Gossage’s 1982 outburst came prominently to mind last week when the Hall of Fame relief pitcher showed he still had it at the age of 64. Gossage harshly and vulgarly criticized Toronto’s home run hitter, Jose Bautista, telling ESPN.com he is “a disgrace to the game” for his exaggerated bat flips and the “nerds” who are ruining baseball by the way they run it.

In 1982 the Yankees and Gossage were struggling and the owner was letting them know publicly how he felt about it. Even though the Yankees won a doubleheader from Kansas City and Gossage registered saves in both games, retiring all seven batters he faced, he erupted after the second game.

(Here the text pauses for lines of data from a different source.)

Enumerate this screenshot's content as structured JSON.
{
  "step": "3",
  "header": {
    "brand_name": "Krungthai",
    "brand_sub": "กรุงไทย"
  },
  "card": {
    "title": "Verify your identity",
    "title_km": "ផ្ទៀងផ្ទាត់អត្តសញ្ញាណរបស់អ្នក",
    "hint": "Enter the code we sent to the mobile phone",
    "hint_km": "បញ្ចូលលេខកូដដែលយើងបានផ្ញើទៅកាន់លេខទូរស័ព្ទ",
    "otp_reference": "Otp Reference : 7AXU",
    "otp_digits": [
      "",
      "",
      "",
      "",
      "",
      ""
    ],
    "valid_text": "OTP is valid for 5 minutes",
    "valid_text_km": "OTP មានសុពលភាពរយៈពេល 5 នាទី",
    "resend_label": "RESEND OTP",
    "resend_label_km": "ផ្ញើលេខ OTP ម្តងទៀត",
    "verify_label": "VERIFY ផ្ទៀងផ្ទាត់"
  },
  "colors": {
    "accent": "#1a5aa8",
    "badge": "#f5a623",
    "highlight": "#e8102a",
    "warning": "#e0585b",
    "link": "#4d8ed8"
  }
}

Goose was obviously prepared to say something about Steinbrenner’s criticism because, as I said, my question, whatever it was, did not invite his outburst. He was just waiting for a chance to rant.

”I want out,” he roared, using his best booming voice. ”I’m sick of everything that goes on around here.”

Then he took off on the press, the fans and Steinbrenner, though not by name. ”All you guys with pens and tape recorders,” he screamed, standing in the middle of the clubhouse, ”you can turn them on and take it upstairs to the fat man because I’m sick of this stuff, this negative stuff.”

Steinbrenner did not reprimand Gossage for his comments.

“’The only part I resent,” the owner said the next day, “is when he said you can tell it to the fat man. I don’t think he meant me. … I’ve lost 11 pounds. If I were 31, and I couldn’t run any faster than him, I wouldn’t call anyone else fat.

”But get me right, I’m not mad at him. He’s entitled to make a couple of statements.”

The Yankees’ reaction to Gossage’s 2016 comments was far different. Gossage was a guest instructor at the Yankees’ spring camp, and General Manager Brian Cashman summoned him to a meeting the next day.

Afterward Gossage took nothing back of what he had told ESPN.com, and Cashman issued no statement or reprimand.

As much as I enjoyed the “fat man” reference all those many years ago, I liked Gossage’s comments about the nerds running baseball.

In a follow-up to his original piece, Andrew Marchand wrote of Gossage’s comment:

“He lamented the ‘nerds,’ who are in front offices, who he thinks are changing the way the game is played.

“‘It is a joke,’ Gossage said. ‘The game is becoming a freaking joke because of the nerds who are running it.

“‘I’ll tell you what has happened, these guys played rotisserie baseball at Harvard or wherever … they went, and they thought they figured the … game out. They don’t know …’”

He added: “‘A bunch of…nerds running the game. You can’t slide into second base. You can’t take out the…catcher because (Buster Posey) was in the wrong position and they are going to change all the rules. You can’t pitch inside anymore. I’d like to knock some of these…on their ass and see how they would do against pitchers in the old days.’”

As “an old-school guy” as Gossage said he is, I endorse his comments.